Vous avez annoncé un plan d’investissement de 40 millions d’euros sans avoir de commandes fermes sur le marché du nucléaire. Avez-vous pris un gros risque financier ?

Les choses se précisent : nous sommes déjà en phase d’appels d’offres avec EDF. Tout cela prend un peu de temps, mais j’espère que les premières commandes arriveront avant la fin de l’année ou au tout début de l’année prochaine. Nous avons déjà pris des commandes pour la partie ingénierie, mais pour alimenter nos ateliers, il va se passer encore un peu de temps, entre les études, les approvisionnements et la préfabrication.

C’est pour cela que vous avez choisi d’investir par phases, en commençant par une première enveloppe de 15 millions d’euros ?

Nous sommes prudents. Nous avons la seule capacité de cintrage par induction en France, sur une machine qui a maintenant 40 ans. Elle a été remise à niveau et modernisée pour le dernier EPR. Et là, nous réinvestissons sur une nouvelle machine à 5 millions d’euros, le dernier modèle, avec le même fabricant. Nous disposerons donc de deux machines à cintrer, avec la toute nouvelle qui va s’installer dans l’entrée de l’atelier dès le début de l’année prochaine. Ensuite, avec le doublement de la travée abritant les deux machines à cintrer, en plus du formage et de l’usinage, nous aurons un nouvel atelier dédié au soudage. Ce nouvel atelier de 3 000 m2 fait partie de cette première phase d’investissement, nécessaire pour être prêt en 2026, pour le début de la préfabrication des pièces du nouveau plan nucléaire. Le permis de construire pour ce nouvel atelier sera déposé dans quinze jours. Nous croisons les doigts pour que la procédure se déroule vite…

Qu’avez-vous programmé dans les phases suivantes ?

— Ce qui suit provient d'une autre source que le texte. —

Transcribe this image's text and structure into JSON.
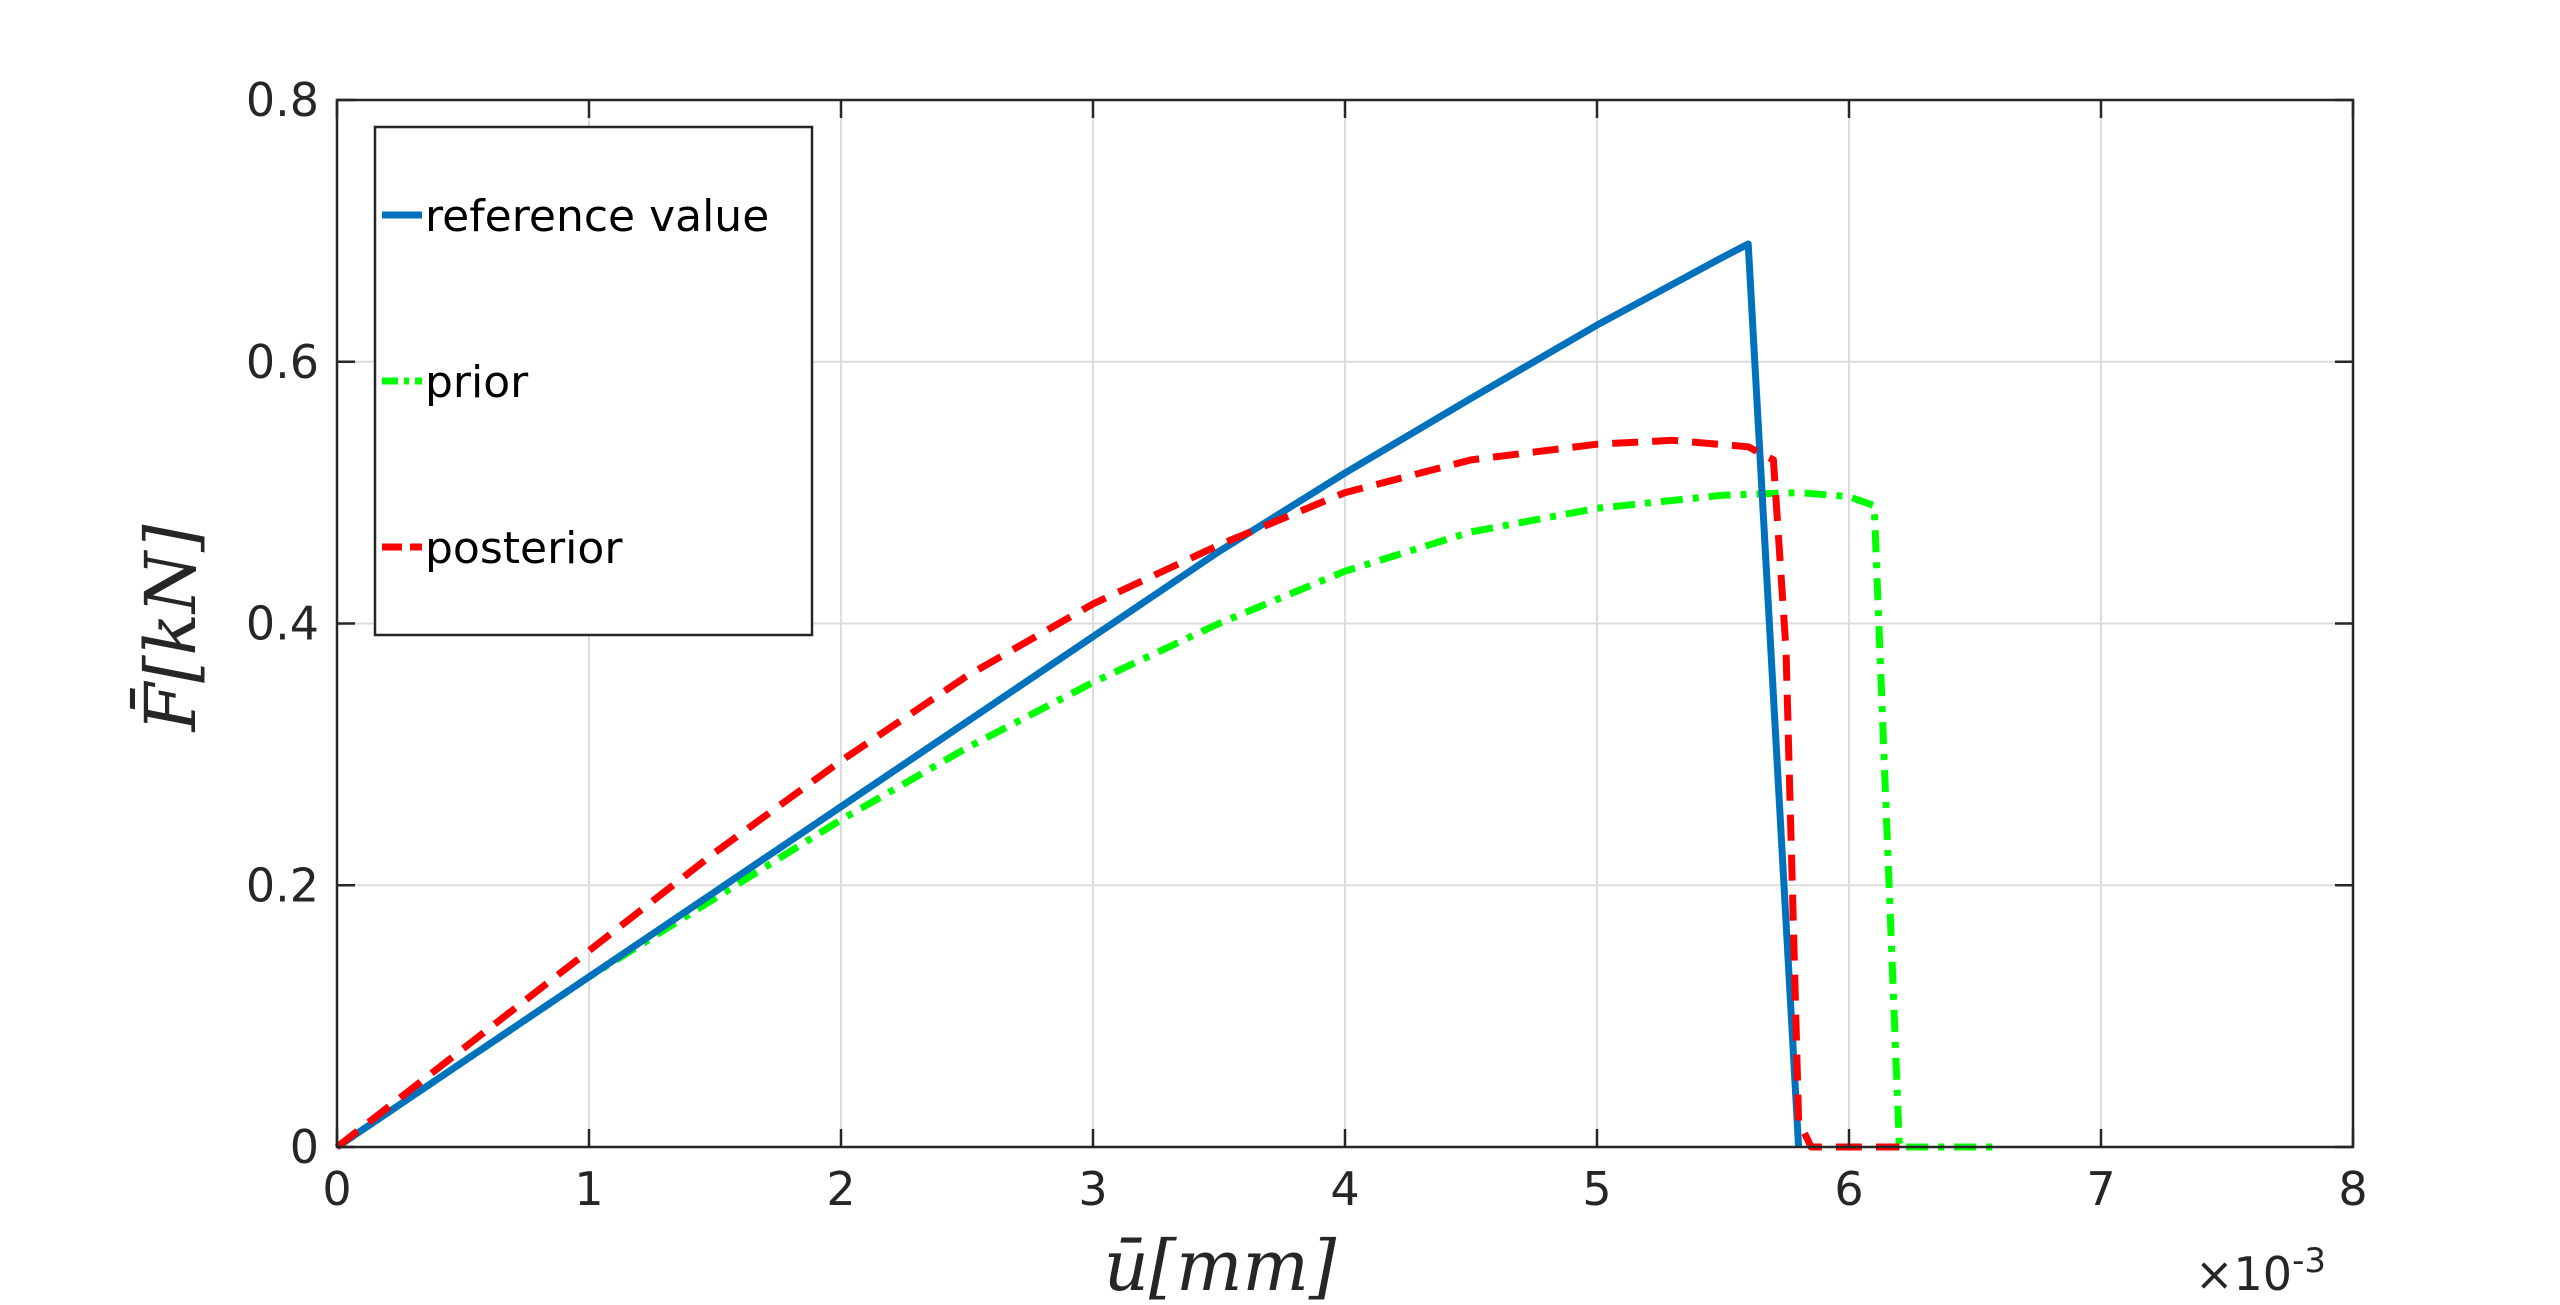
{
  "chart_data": {
    "type": "line",
    "xlabel": "ū[mm]",
    "ylabel": "F̄[kN]",
    "x_exponent_label": "×10",
    "x_exponent_power": "-3",
    "xlim": [
      0,
      8
    ],
    "ylim": [
      0,
      0.8
    ],
    "x_ticks": [
      0,
      1,
      2,
      3,
      4,
      5,
      6,
      7,
      8
    ],
    "y_ticks": [
      0,
      0.2,
      0.4,
      0.6,
      0.8
    ],
    "x_tick_labels": [
      "0",
      "1",
      "2",
      "3",
      "4",
      "5",
      "6",
      "7",
      "8"
    ],
    "y_tick_labels": [
      "0",
      "0.2",
      "0.4",
      "0.6",
      "0.8"
    ],
    "grid": true,
    "legend_position": "top-left",
    "series": [
      {
        "name": "reference value",
        "color": "#0072BD",
        "style": "solid",
        "x": [
          0,
          0.5,
          1.0,
          1.5,
          2.0,
          2.5,
          3.0,
          3.5,
          4.0,
          4.5,
          5.0,
          5.5,
          5.6,
          5.8
        ],
        "y": [
          0,
          0.065,
          0.13,
          0.195,
          0.26,
          0.325,
          0.39,
          0.455,
          0.515,
          0.572,
          0.628,
          0.68,
          0.69,
          0
        ]
      },
      {
        "name": "prior",
        "color": "#00FF00",
        "style": "dashdot",
        "x": [
          0,
          0.5,
          1.0,
          1.5,
          2.0,
          2.5,
          3.0,
          3.5,
          4.0,
          4.5,
          5.0,
          5.5,
          5.8,
          6.0,
          6.1,
          6.2,
          6.3,
          6.6
        ],
        "y": [
          0,
          0.065,
          0.13,
          0.19,
          0.25,
          0.305,
          0.355,
          0.4,
          0.44,
          0.47,
          0.488,
          0.498,
          0.5,
          0.497,
          0.49,
          0,
          0,
          0
        ]
      },
      {
        "name": "posterior",
        "color": "#FF0000",
        "style": "dashed",
        "x": [
          0,
          0.5,
          1.0,
          1.5,
          2.0,
          2.5,
          3.0,
          3.5,
          4.0,
          4.5,
          5.0,
          5.3,
          5.6,
          5.7,
          5.75,
          5.8,
          5.85,
          6.0,
          6.2
        ],
        "y": [
          0,
          0.075,
          0.15,
          0.225,
          0.295,
          0.36,
          0.415,
          0.46,
          0.5,
          0.525,
          0.537,
          0.54,
          0.535,
          0.525,
          0.38,
          0.02,
          0,
          0,
          0
        ]
      }
    ]
  }
}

Nous avons besoin de construire un nouveau centre de formation, le bâtiment actuel est ancien et va être démantelé. Et puis nous avons programmé des rénovations d’anciens bâtiments. Le site fait 30 000 m², en plein centre de Nancy, et pour ces programmes de construction du nucléaire, il faut beaucoup de capacités de stockage. Nous avons donc des magasins, des stockages couverts, des stockages extérieurs, tout cela consomme beaucoup de surface et nous avons la chance d’avoir un foncier important, bien localisé.

L’enjeu est donc de déjà prendre position avec le donneur d’ordres ?

L’atelier est prêt. La travée dédiée au nucléaire n’attend plus que les commandes. C’est de cet atelier, dans le passé, que sont sortis les équipements pour quasiment une tranche nucléaire par an en préfabrication. Donc la capacité matérielle existe, elle a besoin d’être modernisée, notamment avec la nouvelle machine de cintrage, qui affiche une capacité plus importante.

Et puis il y a la question de la ressource humaine. Fives Nordon compte actuellement 900 salariés, vous voulez être 1 500 en 2029. Comment est-ce possible ?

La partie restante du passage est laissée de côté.